A l’hôpital , Georges reçoit (...) la visite de la reine Elisabeth. (...) Il parviendra dans un effort surhumain à articuler: “ Madame ”.

Des liens plus forts que jamais !

Fernand reviendra de la guerre longtemps après l’Armistice, en octobre 1919. En effet, ayant bénéficié d’une promotion sur le front, il aura droit à une période de formation militaire supplémentaire en rapport avec son grade. Enfin démobilisé, il pourra rejoindre sa famille, et surtout son cher Georges, en Belgique. La vie reprendra ses droits pour les frères mais ils n’oublieront jamais la guerre et les terribles heures où ils ont cru se perdre.

Ils auront à coeur de toujours préserver le souvenir de ceux qui ne sont jamais revenus. Ils prendront alors des responsabilités dans les organisations patriotiques veillant à tenir haut le flambeau sacré.

La vie après l'enfer

Fernand aura une fille, qui à son tour aura des enfants qui, cent ans après le déclenchement de la Grande Guerre, sont très fiers de leur grand-père et grand-oncle. Georges aura également une fille et un garçon prénommé en son honneur. Belle célébration de la vie après être passé si près de la mort...

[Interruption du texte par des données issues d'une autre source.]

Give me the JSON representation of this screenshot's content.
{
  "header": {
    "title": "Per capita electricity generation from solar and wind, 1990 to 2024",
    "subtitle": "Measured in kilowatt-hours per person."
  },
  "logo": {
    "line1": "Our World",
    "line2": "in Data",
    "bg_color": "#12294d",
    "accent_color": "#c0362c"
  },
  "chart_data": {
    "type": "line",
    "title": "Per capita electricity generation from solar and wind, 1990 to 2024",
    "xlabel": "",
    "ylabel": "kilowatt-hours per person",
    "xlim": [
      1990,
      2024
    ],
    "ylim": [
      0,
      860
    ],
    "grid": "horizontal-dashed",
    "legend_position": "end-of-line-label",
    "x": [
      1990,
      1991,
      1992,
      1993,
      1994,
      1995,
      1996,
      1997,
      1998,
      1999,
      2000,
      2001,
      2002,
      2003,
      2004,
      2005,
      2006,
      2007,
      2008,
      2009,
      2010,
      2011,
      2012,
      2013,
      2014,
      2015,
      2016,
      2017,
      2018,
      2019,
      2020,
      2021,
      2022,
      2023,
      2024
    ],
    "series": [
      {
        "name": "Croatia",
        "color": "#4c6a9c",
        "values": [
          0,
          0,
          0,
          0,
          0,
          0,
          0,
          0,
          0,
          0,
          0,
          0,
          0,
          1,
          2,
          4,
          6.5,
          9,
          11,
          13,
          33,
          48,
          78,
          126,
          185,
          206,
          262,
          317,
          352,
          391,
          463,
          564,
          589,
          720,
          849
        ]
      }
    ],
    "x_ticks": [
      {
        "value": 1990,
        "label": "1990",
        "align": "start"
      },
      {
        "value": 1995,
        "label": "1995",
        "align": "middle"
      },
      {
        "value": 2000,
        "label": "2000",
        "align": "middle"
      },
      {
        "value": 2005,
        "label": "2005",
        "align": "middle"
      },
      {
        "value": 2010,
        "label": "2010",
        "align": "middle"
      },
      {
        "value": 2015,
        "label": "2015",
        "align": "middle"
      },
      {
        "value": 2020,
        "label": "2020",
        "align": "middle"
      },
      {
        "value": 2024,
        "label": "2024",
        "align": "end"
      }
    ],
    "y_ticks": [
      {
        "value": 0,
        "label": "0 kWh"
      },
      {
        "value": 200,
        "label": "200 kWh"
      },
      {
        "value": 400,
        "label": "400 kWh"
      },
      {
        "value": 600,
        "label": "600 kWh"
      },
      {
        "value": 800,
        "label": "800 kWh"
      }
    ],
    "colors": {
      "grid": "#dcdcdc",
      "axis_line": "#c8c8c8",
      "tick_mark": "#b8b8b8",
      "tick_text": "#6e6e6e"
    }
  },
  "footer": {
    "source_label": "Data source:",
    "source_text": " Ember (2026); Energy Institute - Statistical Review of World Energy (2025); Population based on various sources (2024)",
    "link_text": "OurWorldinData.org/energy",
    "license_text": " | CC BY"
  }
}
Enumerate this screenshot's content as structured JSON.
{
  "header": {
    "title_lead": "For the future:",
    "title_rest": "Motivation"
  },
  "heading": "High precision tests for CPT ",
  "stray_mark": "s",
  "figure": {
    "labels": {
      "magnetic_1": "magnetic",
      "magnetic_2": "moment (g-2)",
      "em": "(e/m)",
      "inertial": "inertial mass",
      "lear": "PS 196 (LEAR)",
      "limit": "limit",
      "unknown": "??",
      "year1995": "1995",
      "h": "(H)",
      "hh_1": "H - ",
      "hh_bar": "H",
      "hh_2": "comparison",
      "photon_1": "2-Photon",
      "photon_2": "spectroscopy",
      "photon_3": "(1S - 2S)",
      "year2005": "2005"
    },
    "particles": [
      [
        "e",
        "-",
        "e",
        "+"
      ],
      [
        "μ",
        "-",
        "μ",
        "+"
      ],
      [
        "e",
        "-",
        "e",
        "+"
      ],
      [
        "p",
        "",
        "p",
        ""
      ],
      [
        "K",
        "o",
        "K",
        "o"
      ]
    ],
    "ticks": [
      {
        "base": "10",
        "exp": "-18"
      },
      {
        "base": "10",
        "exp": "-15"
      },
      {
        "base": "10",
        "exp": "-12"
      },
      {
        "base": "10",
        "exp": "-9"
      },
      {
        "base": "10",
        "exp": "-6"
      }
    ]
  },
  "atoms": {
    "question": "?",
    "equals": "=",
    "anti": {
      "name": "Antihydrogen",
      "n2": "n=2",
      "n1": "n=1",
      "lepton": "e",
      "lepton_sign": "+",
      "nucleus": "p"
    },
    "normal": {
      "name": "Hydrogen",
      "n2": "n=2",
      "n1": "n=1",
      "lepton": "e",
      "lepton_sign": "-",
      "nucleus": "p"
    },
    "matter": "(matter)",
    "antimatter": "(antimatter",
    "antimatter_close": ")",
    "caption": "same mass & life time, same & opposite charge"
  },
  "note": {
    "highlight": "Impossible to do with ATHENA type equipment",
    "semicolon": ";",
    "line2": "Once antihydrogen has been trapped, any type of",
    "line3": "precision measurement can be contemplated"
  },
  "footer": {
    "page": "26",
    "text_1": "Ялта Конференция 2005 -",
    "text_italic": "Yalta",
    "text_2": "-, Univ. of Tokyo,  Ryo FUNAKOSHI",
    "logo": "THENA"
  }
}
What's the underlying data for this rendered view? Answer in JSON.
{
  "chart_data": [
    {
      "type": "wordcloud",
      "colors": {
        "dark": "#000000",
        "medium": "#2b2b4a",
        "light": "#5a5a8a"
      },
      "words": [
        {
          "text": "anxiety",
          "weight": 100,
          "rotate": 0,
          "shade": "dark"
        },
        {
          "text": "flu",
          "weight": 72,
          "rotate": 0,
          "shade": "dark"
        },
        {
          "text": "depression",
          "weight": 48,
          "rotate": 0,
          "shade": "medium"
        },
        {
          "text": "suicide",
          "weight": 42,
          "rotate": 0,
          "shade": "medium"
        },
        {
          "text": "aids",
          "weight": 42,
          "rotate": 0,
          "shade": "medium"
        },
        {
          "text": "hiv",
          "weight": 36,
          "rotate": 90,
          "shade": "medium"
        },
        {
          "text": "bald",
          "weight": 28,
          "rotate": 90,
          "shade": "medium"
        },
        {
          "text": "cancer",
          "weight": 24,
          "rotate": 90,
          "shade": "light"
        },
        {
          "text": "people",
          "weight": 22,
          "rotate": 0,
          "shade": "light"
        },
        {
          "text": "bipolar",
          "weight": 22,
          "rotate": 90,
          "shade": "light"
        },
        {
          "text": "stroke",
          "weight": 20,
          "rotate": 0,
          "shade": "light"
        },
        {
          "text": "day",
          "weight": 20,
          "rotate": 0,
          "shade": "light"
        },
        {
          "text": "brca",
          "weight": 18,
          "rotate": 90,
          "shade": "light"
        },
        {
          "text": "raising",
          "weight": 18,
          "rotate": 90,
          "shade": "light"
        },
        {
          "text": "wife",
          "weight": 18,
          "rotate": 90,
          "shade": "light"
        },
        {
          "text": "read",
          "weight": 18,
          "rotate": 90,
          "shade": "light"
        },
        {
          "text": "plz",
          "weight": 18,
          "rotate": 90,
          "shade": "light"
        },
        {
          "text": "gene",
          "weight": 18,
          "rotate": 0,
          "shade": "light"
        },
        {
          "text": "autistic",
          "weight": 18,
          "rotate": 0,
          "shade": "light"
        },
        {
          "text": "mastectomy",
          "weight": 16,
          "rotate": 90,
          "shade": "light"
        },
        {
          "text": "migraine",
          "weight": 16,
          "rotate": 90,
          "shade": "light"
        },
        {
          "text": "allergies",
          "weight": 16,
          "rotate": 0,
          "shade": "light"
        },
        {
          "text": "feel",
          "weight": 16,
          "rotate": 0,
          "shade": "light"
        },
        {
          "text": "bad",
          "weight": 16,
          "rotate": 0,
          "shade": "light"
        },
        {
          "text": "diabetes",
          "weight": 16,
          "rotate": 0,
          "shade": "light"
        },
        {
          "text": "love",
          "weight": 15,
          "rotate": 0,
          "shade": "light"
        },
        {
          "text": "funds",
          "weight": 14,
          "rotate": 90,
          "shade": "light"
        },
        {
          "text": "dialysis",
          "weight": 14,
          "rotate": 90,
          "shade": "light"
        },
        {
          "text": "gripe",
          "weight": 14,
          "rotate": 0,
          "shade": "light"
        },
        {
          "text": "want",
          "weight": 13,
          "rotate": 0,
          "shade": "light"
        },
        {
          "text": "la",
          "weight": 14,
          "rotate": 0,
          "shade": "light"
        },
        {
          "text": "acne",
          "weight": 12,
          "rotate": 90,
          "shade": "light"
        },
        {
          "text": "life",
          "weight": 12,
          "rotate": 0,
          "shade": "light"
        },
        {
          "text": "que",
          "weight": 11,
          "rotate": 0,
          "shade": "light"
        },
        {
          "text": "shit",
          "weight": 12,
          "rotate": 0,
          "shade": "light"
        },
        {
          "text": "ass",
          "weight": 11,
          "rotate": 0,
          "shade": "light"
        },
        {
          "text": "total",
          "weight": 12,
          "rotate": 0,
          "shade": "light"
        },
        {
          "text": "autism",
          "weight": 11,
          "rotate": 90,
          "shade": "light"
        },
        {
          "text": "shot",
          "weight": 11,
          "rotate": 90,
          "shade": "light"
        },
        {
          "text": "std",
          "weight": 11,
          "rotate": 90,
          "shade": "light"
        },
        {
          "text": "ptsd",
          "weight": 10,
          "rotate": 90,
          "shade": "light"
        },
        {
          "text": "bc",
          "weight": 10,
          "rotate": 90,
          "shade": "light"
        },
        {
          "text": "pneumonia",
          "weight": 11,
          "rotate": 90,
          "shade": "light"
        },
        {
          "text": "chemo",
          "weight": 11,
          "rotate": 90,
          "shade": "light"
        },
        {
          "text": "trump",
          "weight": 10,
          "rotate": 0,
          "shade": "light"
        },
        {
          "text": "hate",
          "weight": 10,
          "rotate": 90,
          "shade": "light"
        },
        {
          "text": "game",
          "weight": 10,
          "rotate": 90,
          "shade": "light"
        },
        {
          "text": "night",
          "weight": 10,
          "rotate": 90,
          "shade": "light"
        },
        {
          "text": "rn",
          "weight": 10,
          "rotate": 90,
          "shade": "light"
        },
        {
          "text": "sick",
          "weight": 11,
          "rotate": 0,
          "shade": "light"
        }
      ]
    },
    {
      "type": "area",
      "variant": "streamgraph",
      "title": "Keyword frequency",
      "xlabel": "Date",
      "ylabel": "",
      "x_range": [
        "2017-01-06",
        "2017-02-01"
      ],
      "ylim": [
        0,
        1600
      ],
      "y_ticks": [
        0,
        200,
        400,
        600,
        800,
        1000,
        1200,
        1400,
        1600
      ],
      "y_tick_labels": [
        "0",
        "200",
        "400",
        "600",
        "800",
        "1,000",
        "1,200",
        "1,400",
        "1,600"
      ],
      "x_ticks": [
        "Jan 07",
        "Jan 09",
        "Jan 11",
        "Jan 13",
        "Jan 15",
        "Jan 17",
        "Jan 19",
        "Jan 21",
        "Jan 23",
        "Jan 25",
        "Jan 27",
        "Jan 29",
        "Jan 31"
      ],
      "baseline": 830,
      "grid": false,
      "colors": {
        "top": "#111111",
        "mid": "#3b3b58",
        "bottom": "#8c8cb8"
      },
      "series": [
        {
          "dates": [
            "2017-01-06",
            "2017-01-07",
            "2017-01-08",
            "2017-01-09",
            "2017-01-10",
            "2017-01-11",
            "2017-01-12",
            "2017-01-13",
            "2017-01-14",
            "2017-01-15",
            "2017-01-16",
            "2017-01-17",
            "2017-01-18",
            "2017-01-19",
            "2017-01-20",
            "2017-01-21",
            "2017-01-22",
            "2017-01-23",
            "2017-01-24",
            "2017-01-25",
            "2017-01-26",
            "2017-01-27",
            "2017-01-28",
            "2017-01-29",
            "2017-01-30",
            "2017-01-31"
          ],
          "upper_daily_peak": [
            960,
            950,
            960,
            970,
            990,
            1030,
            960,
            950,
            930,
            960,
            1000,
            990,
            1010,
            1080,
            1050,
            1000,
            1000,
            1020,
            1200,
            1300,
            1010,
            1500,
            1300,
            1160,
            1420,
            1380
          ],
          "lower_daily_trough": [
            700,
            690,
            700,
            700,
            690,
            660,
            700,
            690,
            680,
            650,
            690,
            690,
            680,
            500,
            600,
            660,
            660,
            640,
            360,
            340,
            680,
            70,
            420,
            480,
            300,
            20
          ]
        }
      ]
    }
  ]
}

Georges sera responsable de l’Amicale des anciens combattants d’Esplechin, Fernand lui, s’occupera de la section de Rumes, son village natal. Les deux frères garderont toujours à coeur l’importance du souvenir et dans leur mémoire le fait qu’ils auraient très bien pu revenir sans leur jumeau. Même âgés, on pouvait encore les voir se donner l’accolade et se transmettre le flambeau sacré. Image très émouvante quand on sait tout ce que ces frères ont vécu et pour Georges à quel point il aurait très bien pu ne jamais revenir de la guerre.

Les liens entre Georges et Fernand, si ils pouvaient encore l’être, ont bien évidemment été renforcés par cette expérience de guerre. Ce qui rend d’ailleurs leur histoire quasi-unique  - d’autres cas de liens fort existants par ailleurs - c’est leur gemellité et le fait qu’ils devinrent autant frères d’armes qu’ils étaient frères de sang. Jusqu’à leur décès, Georges et Fernand resteront ainsi unis. Maintenant qu’ils ne sont plus là, c’est à notre tour de reprendre le flambeau et d’honorer la mémoire de Georges et Fernand, les jumeaux que la Grande Guerre n’a pas réussi à séparer.